WASHINGTON — Salt Lake Mayor Rocky Anderson rallied U.S. mayors Thursday to insist on immediate screening of all checked airline baggage— leading to some verbal fireworks with federal officials who say that just isn't possible right now.

"We screen all carry-on luggage, but we don't screen baggage that is checked. That doesn't make any sense," Anderson said, adding it could allow the smuggling of bombs or hazardous materials on board.

He led an effort that persuaded the U.S. Conference of Mayors, meeting in an emergency Washington summit on security issues, to adopt a resolution demanding such screening immediately.

But Federal Aviation Administration Administrator Jane Garvey told mayors that full screening won't be possible until 2004 because it will take that long to manufacture needed X-ray machines and other screening devices.

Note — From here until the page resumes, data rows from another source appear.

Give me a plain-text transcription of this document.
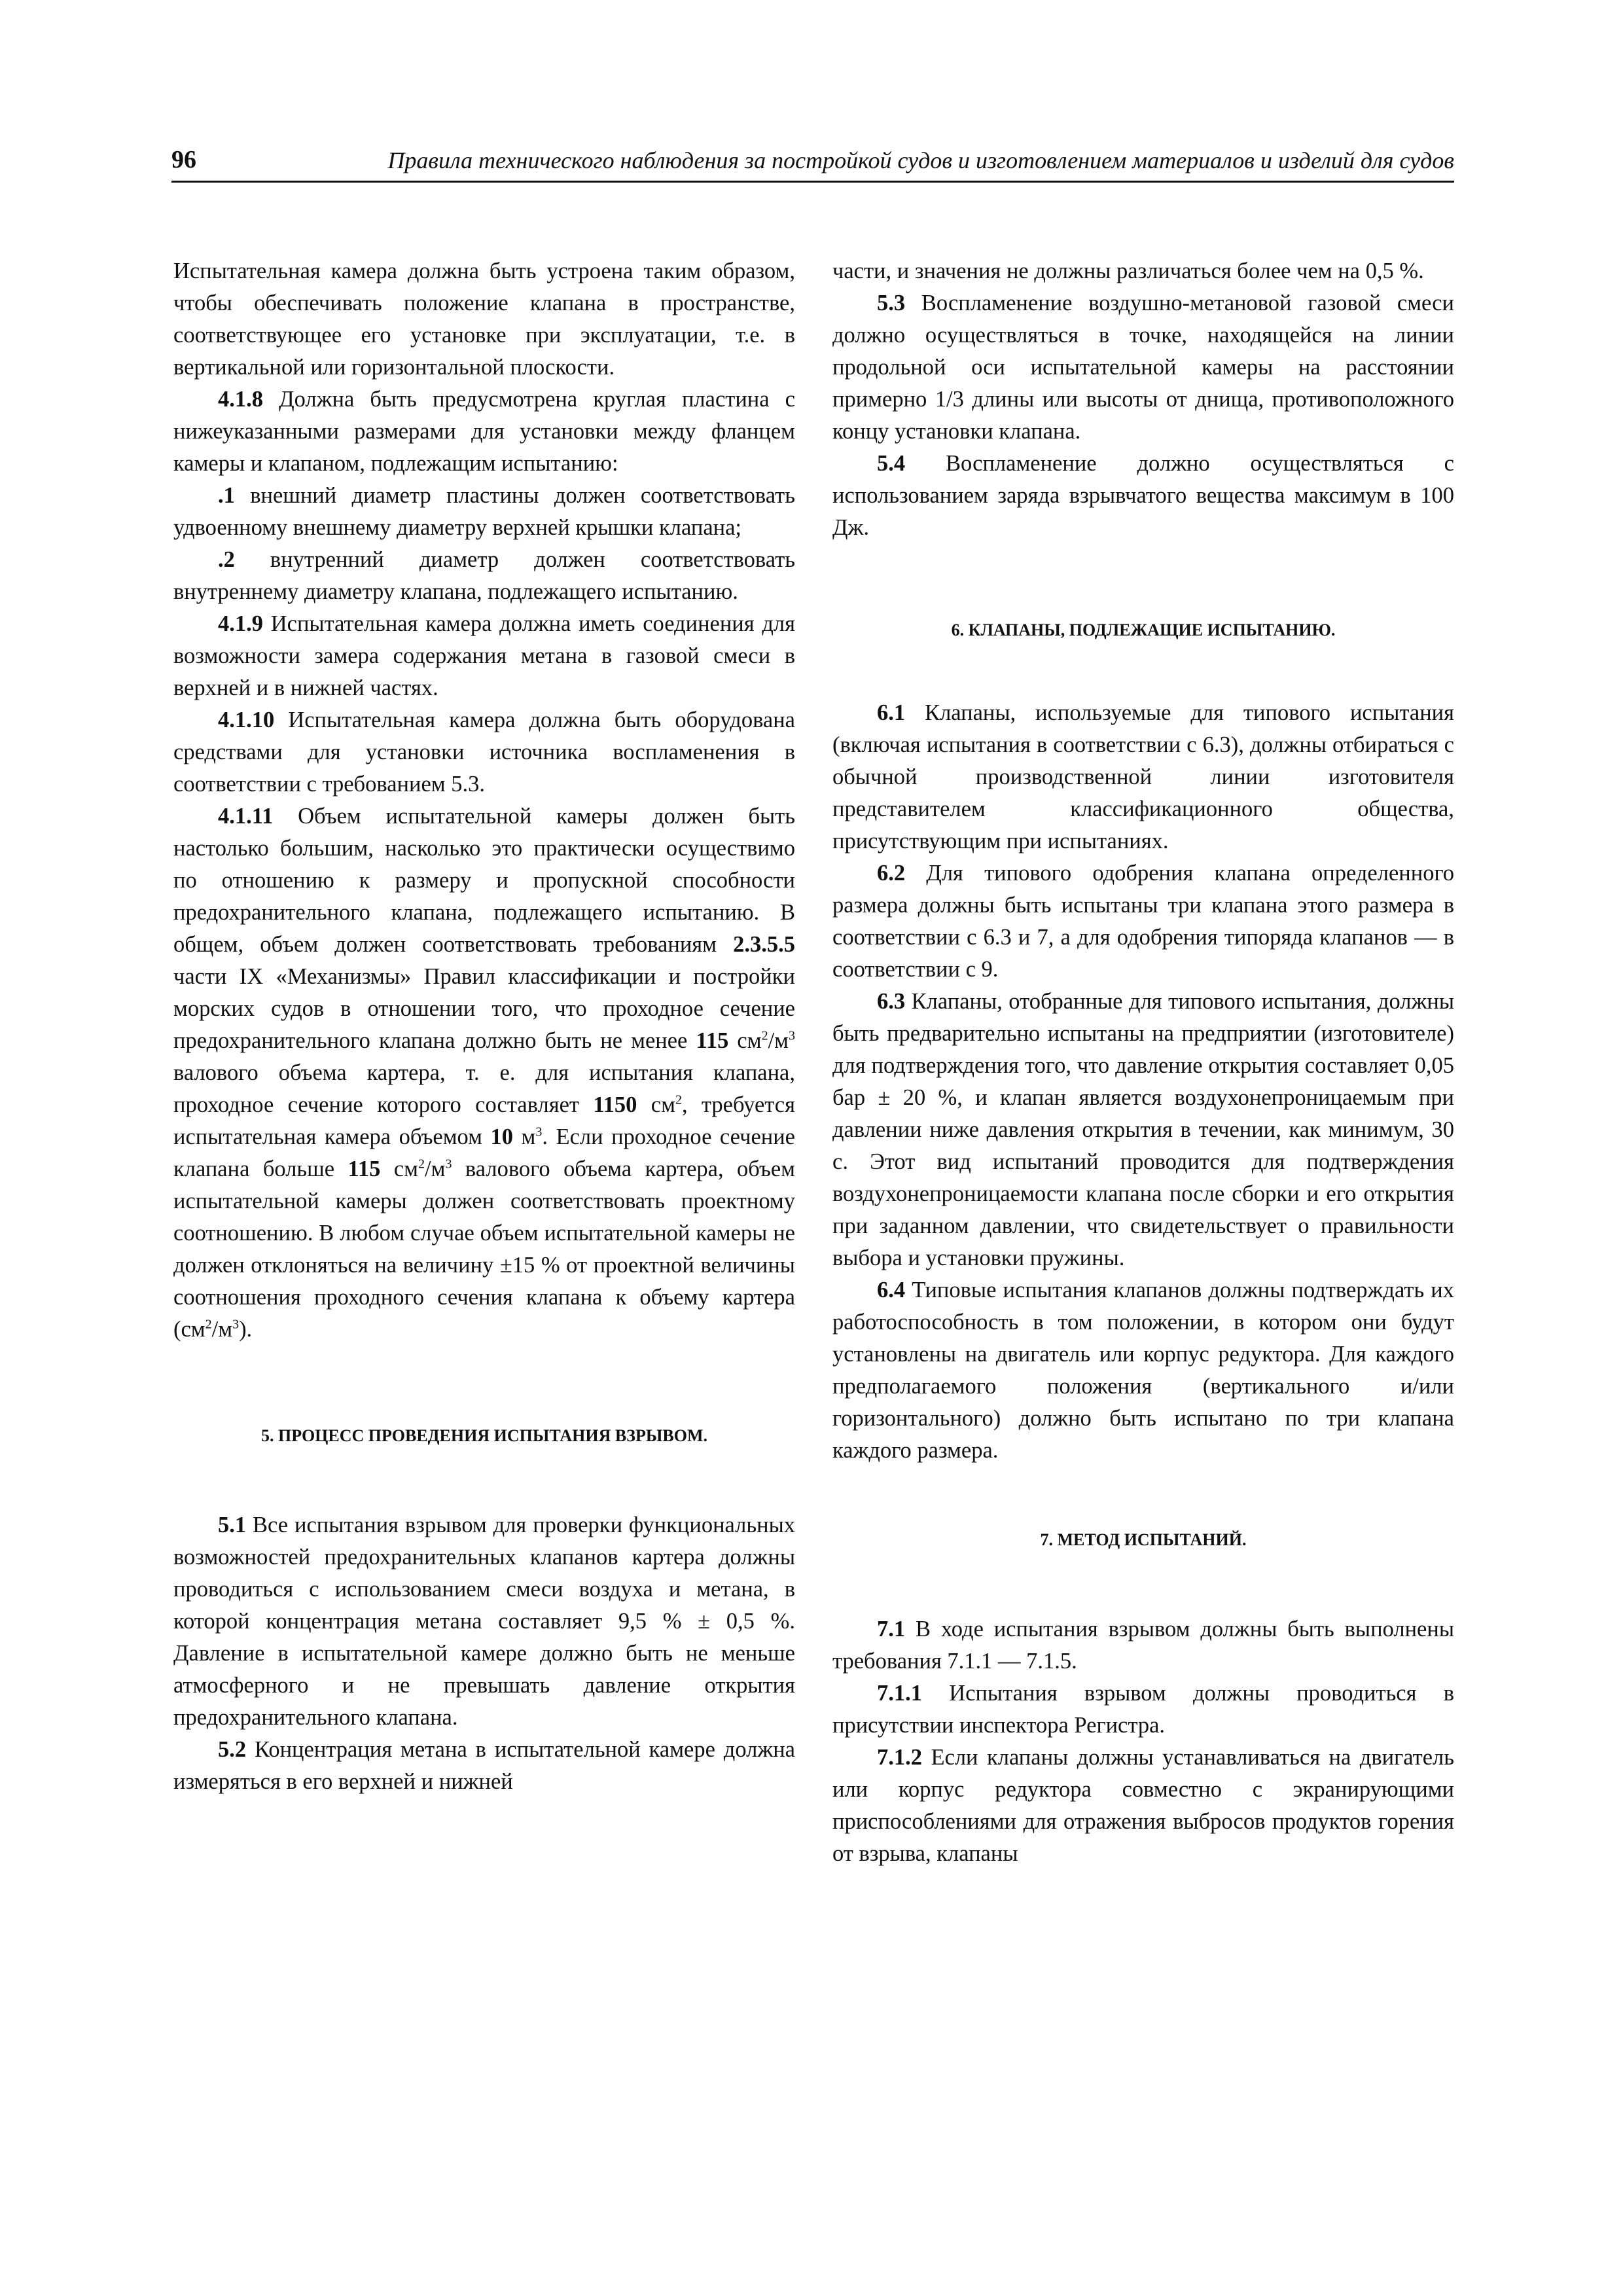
96	Правила технического наблюдения за постройкой судов и изготовлением материалов и изделий для судов

Испытательная камера должна быть устроена таким образом, чтобы обеспечивать положение клапана в пространстве, соответствующее его установке при эксплуатации, т.е. в вертикальной или горизонтальной плоскости.

4.1.8 Должна быть предусмотрена круглая пластина с нижеуказанными размерами для установки между фланцем камеры и клапаном, подлежащим испытанию:

.1 внешний диаметр пластины должен соответствовать удвоенному внешнему диаметру верхней крышки клапана;

.2 внутренний диаметр должен соответствовать внутреннему диаметру клапана, подлежащего испытанию.

4.1.9 Испытательная камера должна иметь соединения для возможности замера содержания метана в газовой смеси в верхней и в нижней частях.

4.1.10 Испытательная камера должна быть оборудована средствами для установки источника воспламенения в соответствии с требованием 5.3.

4.1.11 Объем испытательной камеры должен быть настолько большим, насколько это практически осуществимо по отношению к размеру и пропускной способности предохранительного клапана, подлежащего испытанию. В общем, объем должен соответствовать требованиям 2.3.5.5 части IX «Механизмы» Правил классификации и постройки морских судов в отношении того, что проходное сечение предохранительного клапана должно быть не менее 115 $см^2/м^3$ валового объема картера, т. е. для испытания клапана, проходное сечение которого составляет 1150 $см^2$, требуется испытательная камера объемом 10 $м^3$. Если проходное сечение клапана больше 115 $см^2/м^3$ валового объема картера, объем испытательной камеры должен соответствовать проектному соотношению. В любом случае объем испытательной камеры не должен отклоняться на величину ±15 % от проектной величины соотношения проходного сечения клапана к объему картера $(см^2/м^3)$.

5. ПРОЦЕСС ПРОВЕДЕНИЯ ИСПЫТАНИЯ ВЗРЫВОМ.

5.1 Все испытания взрывом для проверки функциональных возможностей предохранительных клапанов картера должны проводиться с использованием смеси воздуха и метана, в которой концентрация метана составляет 9,5 % ± 0,5 %. Давление в испытательной камере должно быть не меньше атмосферного и не превышать давление открытия предохранительного клапана.

5.2 Концентрация метана в испытательной камере должна измеряться в его верхней и нижней

части, и значения не должны различаться более чем на 0,5 %.

5.3 Воспламенение воздушно-метановой газовой смеси должно осуществляться в точке, находящейся на линии продольной оси испытательной камеры на расстоянии примерно 1/3 длины или высоты от днища, противоположного концу установки клапана.

5.4 Воспламенение должно осуществляться с использованием заряда взрывчатого вещества максимум в 100 Дж.

6. КЛАПАНЫ, ПОДЛЕЖАЩИЕ ИСПЫТАНИЮ.

6.1 Клапаны, используемые для типового испытания (включая испытания в соответствии с 6.3), должны отбираться с обычной производственной линии изготовителя представителем классификационного общества, присутствующим при испытаниях.

6.2 Для типового одобрения клапана определенного размера должны быть испытаны три клапана этого размера в соответствии с 6.3 и 7, а для одобрения типоряда клапанов — в соответствии с 9.

6.3 Клапаны, отобранные для типового испытания, должны быть предварительно испытаны на предприятии (изготовителе) для подтверждения того, что давление открытия составляет 0,05 бар ± 20 %, и клапан является воздухонепроницаемым при давлении ниже давления открытия в течении, как минимум, 30 с. Этот вид испытаний проводится для подтверждения воздухонепроницаемости клапана после сборки и его открытия при заданном давлении, что свидетельствует о правильности выбора и установки пружины.

6.4 Типовые испытания клапанов должны подтверждать их работоспособность в том положении, в котором они будут установлены на двигатель или корпус редуктора. Для каждого предполагаемого положения (вертикального и/или горизонтального) должно быть испытано по три клапана каждого размера.

7. МЕТОД ИСПЫТАНИЙ.

7.1 В ходе испытания взрывом должны быть выполнены требования 7.1.1 — 7.1.5.

7.1.1 Испытания взрывом должны проводиться в присутствии инспектора Регистра.

7.1.2 Если клапаны должны устанавливаться на двигатель или корпус редуктора совместно с экранирующими приспособлениями для отражения выбросов продуктов горения от взрыва, клапаны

As the national media watched, Anderson and other mayors said that isn't good enough.

"Many of us recognize the biggest gap in security right now is our ability to screen all checked luggage," Anderson told Garvey during a question-and-answer period between her and mayors.

"We can pledge that we will do everything . . . to put in place as quickly as possible before these machines are manufactured whatever processes we can — including hand inspection of luggage — so we can reach the goal of 100 percent screening of luggage," he said.

Anderson added, "From the mayors' point of view, and our airport executives, we are absolutely supportive of meeting that goal immediately."

Philadelphia Mayor John Street was even more direct and adamant.

" '04 is totally, completely unacceptable — not acceptable, not good enough for our family and our friends who are getting on airplanes. The risks are too high. To suggest we are waiting for the manufacture of machines is not good enough," he told Garvey.

Garvey said the FAA will look at ways to try to speed the process, saying she supports the goal of screening all checked baggage.

"The goal of 100 percent screening is absolutely the right goal," Garvey said. "We have committed ourselves to that goal."

She said Transportation Secretary Norman Mineta is planning a meeting next week to see if manufacturers of screening devices can speed production.

"If there is a way to do it sooner, believe me, we will. We will do whatever it takes," Garvey said.

Carol Hallett, president of the Air Transportation Association of America, told mayors she also suggests more use of dogs trained to sniff out explosives as an interim screening measure.

Anderson said he has also urged during the summit that airlines take steps to ensure that passengers who check baggage actually board flights — and remove their luggage if they don't.

"Believe it or not, that isn't happening now," he said.

Anderson told the Deseret News he has also pushed during the summit for the federal government to make and distribute more smallpox vaccine, calling it "the most urgent priority of this country."

He said, "Our government has known for a long time that there's a huge risk that rogue nations as well as terrorist organizations may have smallpox virus" for use as a "highly contagious" biological weapon.

He said people who were vaccinated years ago against that disease are now no longer immune — and the country should take the step of producing much more vaccine now as a precaution.

"The seriousness of the risk and the ease of protecting against it make that wise," he said.